In Paper I, we study compactly supported cohomology theories of varieties. These can be seen as functors with a nice descent property, out of a category whose objects are varieties, and whose morphisms are spans that consist of an open immersion and a proper map. Using the theory of cd-structures, which are sets of commutative squares that generate a topology, we show that a compactly supported cohomology theory can be uniquely extended from its restriction to smooth and complete varieties.

In Paper II, we continue the study of cd-structures. If a morphism \(f\) between sites satisfies the conditions of the comparison lemma, then it induces an equivalence between the associated categories of (hyper)sheaves. If the topologies in question are generated by sufficiently nice cd-structures, then we show that \(f\) also induces an equivalence between the associated categories of symmetric monoidal hypersheaves. We use this to prove a variant of the main result of Paper I for symmetric monoidal hypersheaves.

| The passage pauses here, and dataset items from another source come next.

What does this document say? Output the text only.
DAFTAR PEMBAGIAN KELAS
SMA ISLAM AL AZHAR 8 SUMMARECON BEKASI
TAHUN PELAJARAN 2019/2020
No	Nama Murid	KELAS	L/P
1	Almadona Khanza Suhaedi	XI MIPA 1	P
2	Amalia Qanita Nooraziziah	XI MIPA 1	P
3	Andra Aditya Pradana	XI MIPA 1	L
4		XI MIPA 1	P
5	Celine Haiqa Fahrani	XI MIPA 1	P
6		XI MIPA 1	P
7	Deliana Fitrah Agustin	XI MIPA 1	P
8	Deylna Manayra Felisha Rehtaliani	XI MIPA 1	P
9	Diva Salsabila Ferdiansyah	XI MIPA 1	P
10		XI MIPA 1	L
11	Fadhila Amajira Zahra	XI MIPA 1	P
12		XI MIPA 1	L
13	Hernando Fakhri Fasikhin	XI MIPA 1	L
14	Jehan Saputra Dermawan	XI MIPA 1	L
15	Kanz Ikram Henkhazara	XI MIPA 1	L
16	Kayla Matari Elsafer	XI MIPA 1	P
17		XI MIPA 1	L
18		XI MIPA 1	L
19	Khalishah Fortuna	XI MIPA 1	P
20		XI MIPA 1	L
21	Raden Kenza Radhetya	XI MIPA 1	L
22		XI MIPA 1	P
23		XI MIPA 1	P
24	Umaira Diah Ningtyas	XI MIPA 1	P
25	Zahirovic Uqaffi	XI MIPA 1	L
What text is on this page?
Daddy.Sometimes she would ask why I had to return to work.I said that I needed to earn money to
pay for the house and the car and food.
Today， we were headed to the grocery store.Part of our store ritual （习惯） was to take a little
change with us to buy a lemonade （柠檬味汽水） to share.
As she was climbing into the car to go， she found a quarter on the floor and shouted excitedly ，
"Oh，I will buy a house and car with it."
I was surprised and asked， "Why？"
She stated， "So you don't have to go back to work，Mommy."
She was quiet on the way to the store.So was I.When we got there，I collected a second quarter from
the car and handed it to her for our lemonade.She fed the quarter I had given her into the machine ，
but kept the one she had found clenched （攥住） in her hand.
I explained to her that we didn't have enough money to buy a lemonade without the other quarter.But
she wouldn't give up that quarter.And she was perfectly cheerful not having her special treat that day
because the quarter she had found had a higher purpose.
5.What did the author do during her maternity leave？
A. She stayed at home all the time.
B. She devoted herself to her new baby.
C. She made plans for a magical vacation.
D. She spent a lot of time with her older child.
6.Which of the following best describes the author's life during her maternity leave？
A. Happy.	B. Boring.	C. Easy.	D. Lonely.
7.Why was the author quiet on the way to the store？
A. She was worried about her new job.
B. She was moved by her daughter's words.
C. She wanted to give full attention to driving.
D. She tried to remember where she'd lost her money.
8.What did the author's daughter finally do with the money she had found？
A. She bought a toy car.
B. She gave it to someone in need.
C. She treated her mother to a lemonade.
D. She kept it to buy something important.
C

The highest degree of square-ness is reached in Paper III. Here, commutative squares are used to build K-theory spectra, most notably for the category of varieties. We reuse some of the square-y arguments from Paper I to show that the K-theory spectrum of the category of varieties is equivalent to the K-theory spectrum of the category of complete varieties. Moreover, exploiting the square-ness of the category of compactly supported cohomology theories that is demonstrated in Paper I, we can construct a new derived motivic measure. Paper III is joint with Jonathan Campbell, Mona Merling and Inna Zakharevich.

In Paper IV, we build on the result of Paper I, and its variation proven in Paper II, to obtain a result about functors that encode six-functor formalisms. Squares show up again, not only in the form of cd-structures, but also in the form of adjointable squares, which play an important role in extending a six-functor formalism from the domain of complete varieties to all varieties.